I’ve switched the load over to the failover unit, which is sitting at around 20% CPU, like the primary was pre-update.

Below is the strace for 1 minute on the failover unit (identical spec and config)

% time    		 seconds 		 usecs/call 		    calls		   errors		syscall
------		 ----------- 		----------- 		---------		---------		----------------
 84.82		    0.163654 		          2 		    70863		         		epoll_wait
  3.35		    0.006461 		          0 		    37519		      761		write
  3.23		    0.006225 		          0 		    31749		     7790		sendto
  1.72		    0.003314 		          0 		    17878		         		close
  1.69		    0.003256 		          0 		    84927		    25444		read
  1.68		    0.003242 		          0 		    40658		    12424		recvfrom
  0.95		    0.001833 		          0 		    11529		    11238		connect
  0.66		    0.001271 		          0 		    35572		         		epoll_ctl
  0.56		    0.001090 		          0 		    13065		     6127		accept4
  0.41		    0.000783 		          0 		    11032		         		socket
  0.34		    0.000647 		          0 		    21296		         		setsockopt
  0.20		    0.000387 		          0 		     6586		        3		shutdown
  0.18		    0.000347 		          0 		    11032		         		fcntl
  0.14		    0.000261 		          0 		     8442		         		getsockopt
  0.09		    0.000174 		          0 		     5277		         		getsockname
  0.00		    0.000000 		          0 		       21		         		brk
------		 ----------- 		----------- 		---------		---------		----------------
100.00		    0.192945 		            		   407446		    63787		total

Doesn’t seem like an epoll issue within haproxy then (noepoll performance is worse). It’s possible that the meltdown mitigation causes some issue in the kernel with polling overall, but really I don’t have an idea at this point.

If you could make that jump to 1.7.10 that would be really helpful to exclude bugs in that old 1.5.18 release.

If 1.7.10 has the same issue, than we will have to take a deeper look at that strace, not a summary but the actual output of “strace -tt -p”. If you are concerned about posting it publically (which is understandable), you can send it to directly to @willy (I’m probably not able to spot the issue anyway).

I’m seeing a huge amount of poll/epoll calls compared to recv/send so this makes me think about a stuck event somewhere.

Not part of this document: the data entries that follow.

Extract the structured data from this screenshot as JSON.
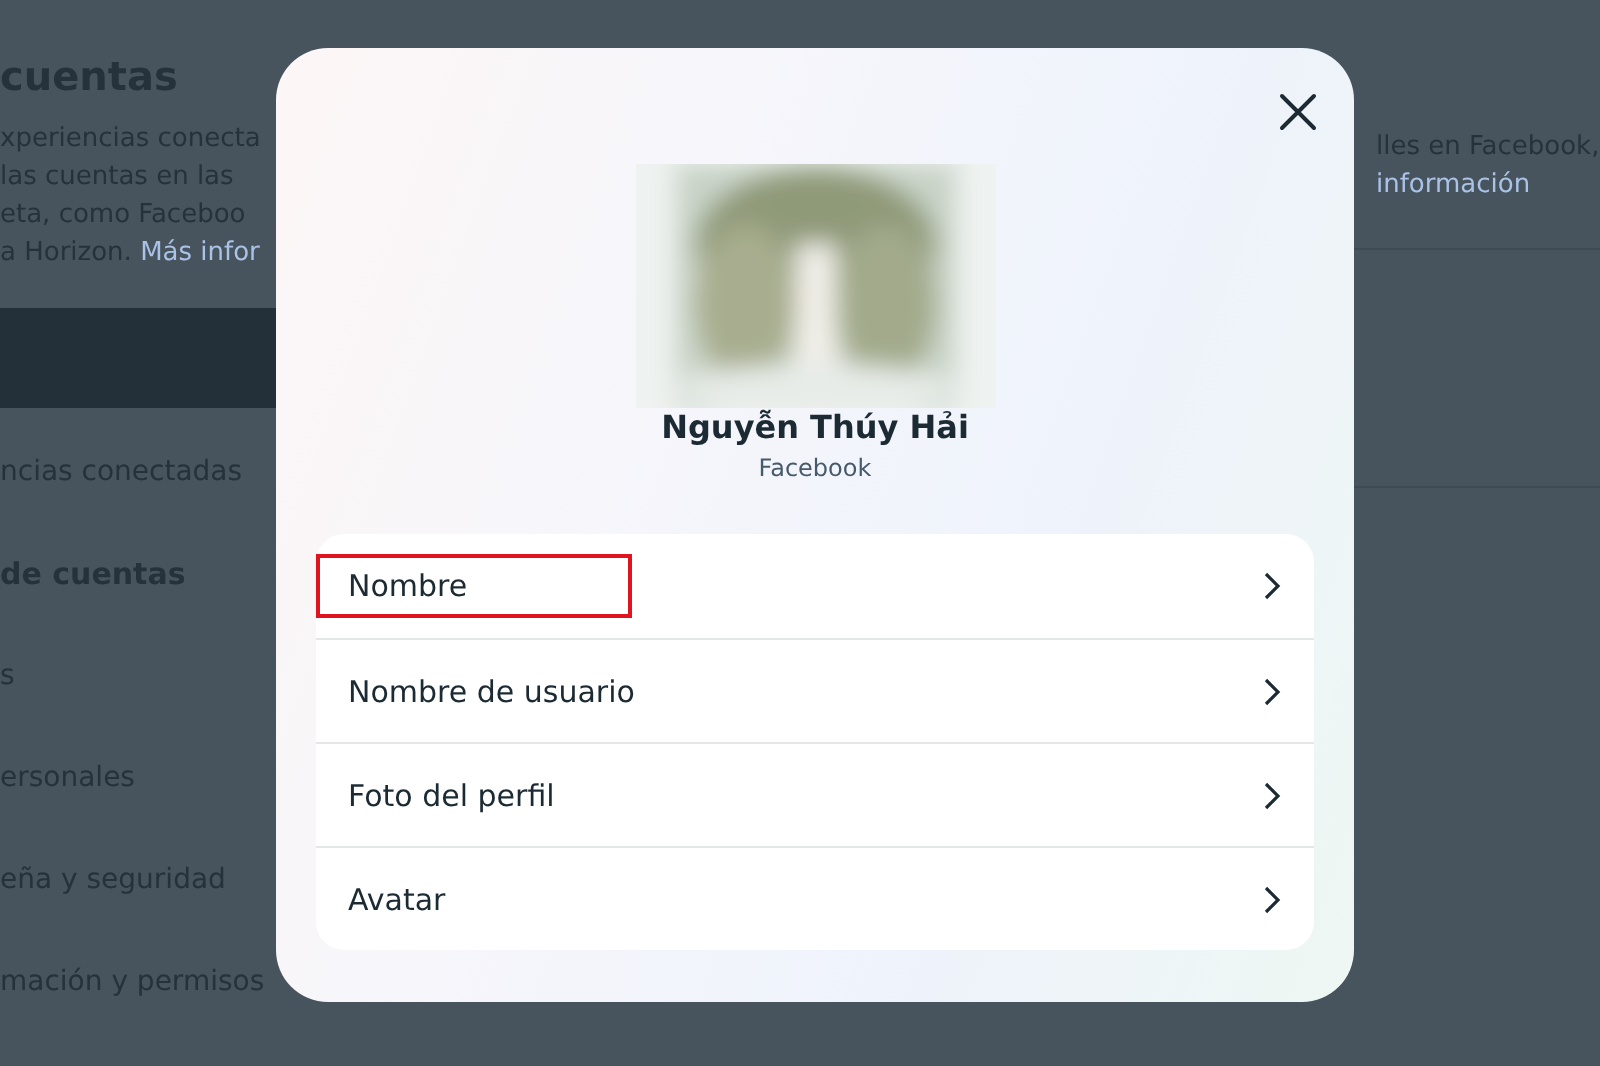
{
  "background": {
    "title": "cuentas",
    "description": [
      "xperiencias conecta",
      "las cuentas en las",
      "eta, como Faceboo"
    ],
    "description_end": "a Horizon.",
    "more_link": "Más infor",
    "right_text": "lles en Facebook,",
    "right_link": "información",
    "menu": [
      {
        "label": "ncias conectadas",
        "kind": "item"
      },
      {
        "label": "de cuentas",
        "kind": "heading"
      },
      {
        "label": "s",
        "kind": "item"
      },
      {
        "label": "ersonales",
        "kind": "item"
      },
      {
        "label": "eña y seguridad",
        "kind": "item"
      },
      {
        "label": "mación y permisos",
        "kind": "item"
      }
    ]
  },
  "dialog": {
    "profile_name": "Nguyễn Thúy Hải",
    "platform": "Facebook",
    "items": [
      {
        "label": "Nombre",
        "highlighted": true
      },
      {
        "label": "Nombre de usuario",
        "highlighted": false
      },
      {
        "label": "Foto del perfil",
        "highlighted": false
      },
      {
        "label": "Avatar",
        "highlighted": false
      }
    ]
  }
}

We’ve had two recent fixes in 1.7 for half-open connections which could trigger such an issue, I don’t know if older versions are affected as well or not. One of them affects splicing and the other one client-fin. We backported the fix to 1.6 however.

Regardless of this, it seems strange that a kernel update revealed an existing bug, and that reverting it removes the bug. So it might well be that a kernel change has some effect (maybe just some timing effect triggering the issue).

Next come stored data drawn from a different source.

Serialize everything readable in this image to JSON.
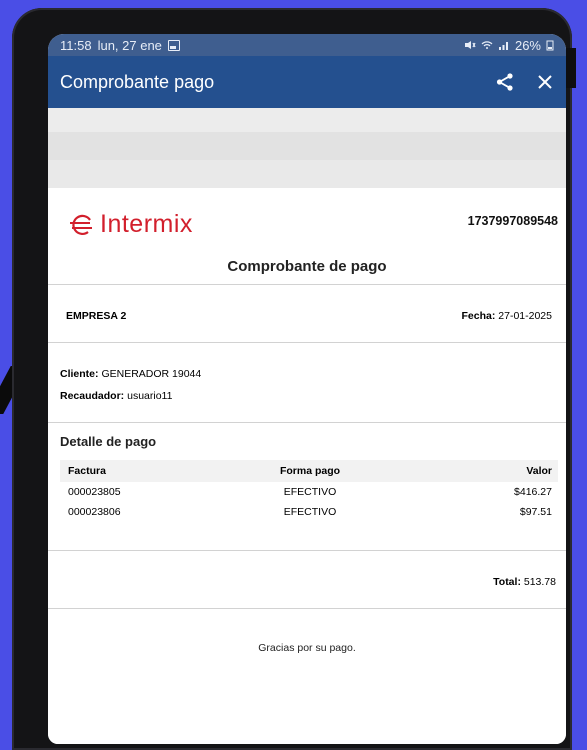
{
  "status_bar": {
    "time": "11:58",
    "date": "lun, 27 ene",
    "battery": "26%"
  },
  "app_bar": {
    "title": "Comprobante pago",
    "share_icon": "share-icon",
    "close_icon": "close-icon"
  },
  "receipt": {
    "logo_text": "Intermix",
    "number": "1737997089548",
    "title": "Comprobante de pago",
    "company": "EMPRESA 2",
    "date_label": "Fecha:",
    "date_value": "27-01-2025",
    "client_label": "Cliente:",
    "client_value": "GENERADOR 19044",
    "collector_label": "Recaudador:",
    "collector_value": "usuario11",
    "detail_title": "Detalle de pago",
    "table": {
      "headers": [
        "Factura",
        "Forma pago",
        "Valor"
      ],
      "rows": [
        [
          "000023805",
          "EFECTIVO",
          "$416.27"
        ],
        [
          "000023806",
          "EFECTIVO",
          "$97.51"
        ]
      ]
    },
    "total_label": "Total:",
    "total_value": "513.78",
    "thanks": "Gracias por su pago."
  },
  "colors": {
    "background": "#4a4ee6",
    "app_bar": "#24508f",
    "status_bar": "#3f5e8f",
    "logo": "#d21f2c"
  }
}
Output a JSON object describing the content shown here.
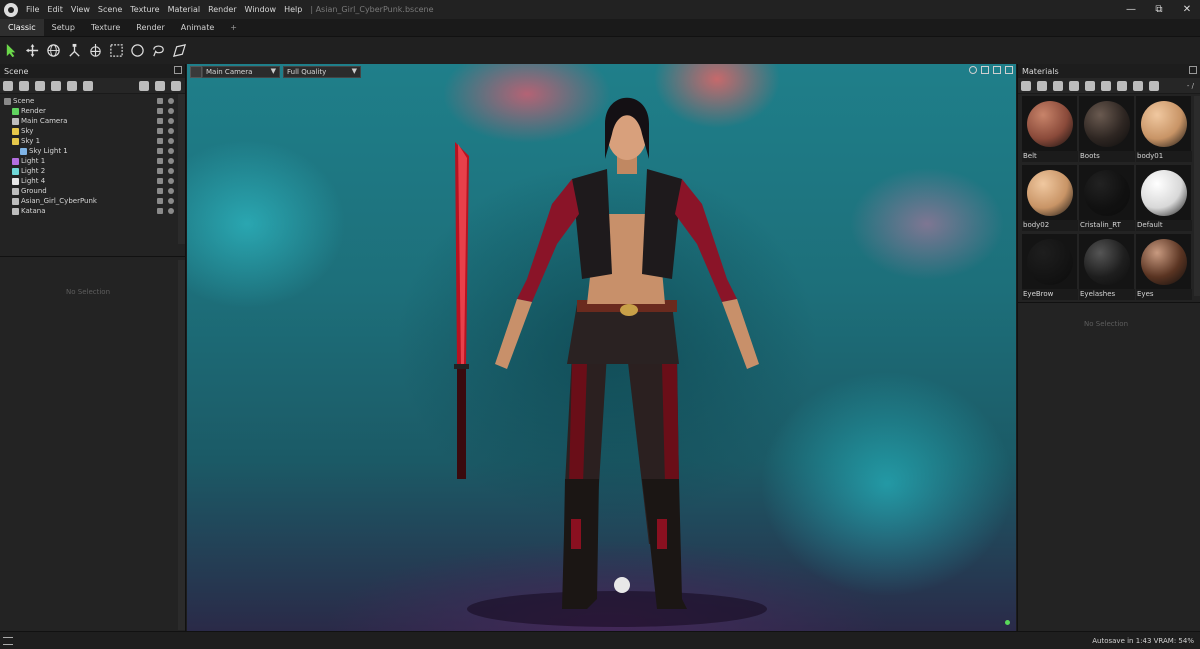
{
  "menubar": {
    "items": [
      "File",
      "Edit",
      "View",
      "Scene",
      "Texture",
      "Material",
      "Render",
      "Window",
      "Help"
    ],
    "document_title": "|  Asian_Girl_CyberPunk.bscene",
    "window_controls": {
      "minimize": "—",
      "restore": "⧉",
      "close": "✕"
    }
  },
  "tabs": [
    {
      "label": "Classic",
      "active": true
    },
    {
      "label": "Setup",
      "active": false
    },
    {
      "label": "Texture",
      "active": false
    },
    {
      "label": "Render",
      "active": false
    },
    {
      "label": "Animate",
      "active": false
    },
    {
      "label": "+",
      "active": false
    }
  ],
  "toolbar": {
    "tools": [
      "select-icon",
      "move-icon",
      "rotate-icon",
      "scale-icon",
      "transform-icon",
      "box-select-icon",
      "circle-select-icon",
      "lasso-icon",
      "freehand-select-icon"
    ]
  },
  "scene_panel": {
    "title": "Scene",
    "tree": [
      {
        "label": "Scene",
        "depth": 0,
        "icon_color": "#8a8a8a"
      },
      {
        "label": "Render",
        "depth": 1,
        "icon_color": "#5fd35f"
      },
      {
        "label": "Main Camera",
        "depth": 1,
        "icon_color": "#bdbdbd"
      },
      {
        "label": "Sky",
        "depth": 1,
        "icon_color": "#e6c84a"
      },
      {
        "label": "Sky 1",
        "depth": 1,
        "icon_color": "#e6c84a"
      },
      {
        "label": "Sky Light 1",
        "depth": 2,
        "icon_color": "#7fb4e6"
      },
      {
        "label": "Light 1",
        "depth": 1,
        "icon_color": "#b36fe0"
      },
      {
        "label": "Light 2",
        "depth": 1,
        "icon_color": "#6fd8d8"
      },
      {
        "label": "Light 4",
        "depth": 1,
        "icon_color": "#e8e8e8"
      },
      {
        "label": "Ground",
        "depth": 1,
        "icon_color": "#bdbdbd"
      },
      {
        "label": "Asian_Girl_CyberPunk",
        "depth": 1,
        "icon_color": "#bdbdbd"
      },
      {
        "label": "Katana",
        "depth": 1,
        "icon_color": "#bdbdbd"
      }
    ],
    "no_selection": "No Selection"
  },
  "viewport": {
    "camera": "Main Camera",
    "quality": "Full Quality"
  },
  "materials_panel": {
    "title": "Materials",
    "search_value": "- /",
    "items": [
      {
        "label": "Belt",
        "color": "#8a4a3a",
        "highlight": "#c8846a"
      },
      {
        "label": "Boots",
        "color": "#2e2622",
        "highlight": "#6a5a50"
      },
      {
        "label": "body01",
        "color": "#c89466",
        "highlight": "#f0c8a0"
      },
      {
        "label": "body02",
        "color": "#c89466",
        "highlight": "#f0c8a0"
      },
      {
        "label": "Cristalin_RT",
        "color": "#111111",
        "highlight": "#222222"
      },
      {
        "label": "Default",
        "color": "#d8d8d8",
        "highlight": "#ffffff"
      },
      {
        "label": "EyeBrow",
        "color": "#141414",
        "highlight": "#1e1e1e"
      },
      {
        "label": "Eyelashes",
        "color": "#1e1e1e",
        "highlight": "#555555"
      },
      {
        "label": "Eyes",
        "color": "#5a3422",
        "highlight": "#c89a80"
      }
    ],
    "no_selection": "No Selection"
  },
  "statusbar": {
    "text": "Autosave in 1:43   VRAM: 54%"
  }
}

As Lukas suggested, trying 1.7.10 would help a lot. If the problem disappears, we can try to see what fix could be missing from 1.5.

Thanks, is there anything I should be aware of before jumping from 1.5.18 to 1.7.10?

I’ve got it installed on our dev and QA environments now and with the exception of a few minor config changes, all seems well. Just keen to get production up and running smoothly as well.